During the Second World War a section of the tenth directorate [GRU] (economics and strategic resources) was studying the trends in the exchange of precious metals in the United States. The specialist were surprised that an unexpectedly large amount of silver was allocated ‘for scientific research’. Never before, either in America or in any other country, had such a large amount of silver been spent for the needs of research. There was a war going on and the specialists reasonably supposed that the research was military. The GRU information analysed all the fields of military research known to it, but not one of them required the expenditure of so much silver. The second reasonable assumption by the GRU was that it was some new field of research concerning the creation of a new type of weapon. Every information unit was brought to bear on the study of this strange phenomenon.

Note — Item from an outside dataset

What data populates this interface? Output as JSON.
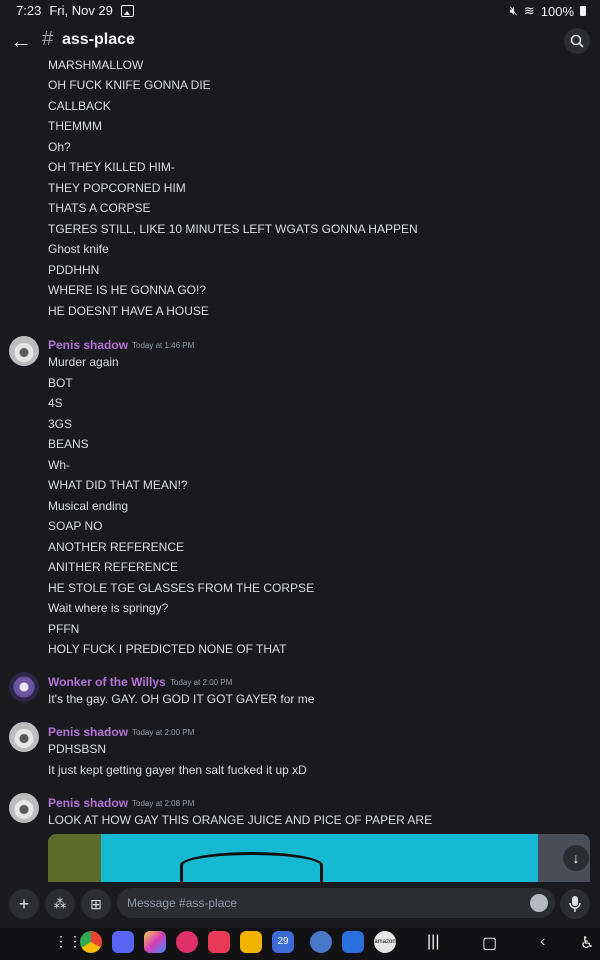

Further analysis showed that all publications dealing with atomic physics had been suppressed in the United States and that all atomic scientists, fugitives from occupied Europe, had at the same time disappeared without trace from the scientific horizon. A week later the GRU presented to Stalin a detailed report which had been compiled on the basis of one unconfirmed fact, but its contents left no room for doubt about the correctness of the deductions it made. Stalin was delighted with the report: the rest is well known.

The Manhattan Project was using silver wiring in electro-magnets to separate weapons-grade uranium:

A total of 940 magnets were constructed with coils fabricated from about 28 million pounds of silver in the Phelps-Dodge Copper Products Company located in Bayway, New Jersey and another 268,000 pounds of silver was shipped to Oak Ridge to be fabricated into busbar pieces.

(Hat tip to our Slovenian Guest.)

Comments

  1. Ben says:

    I understood they used silver for the electrical wiring because copper was needed to make ammunition.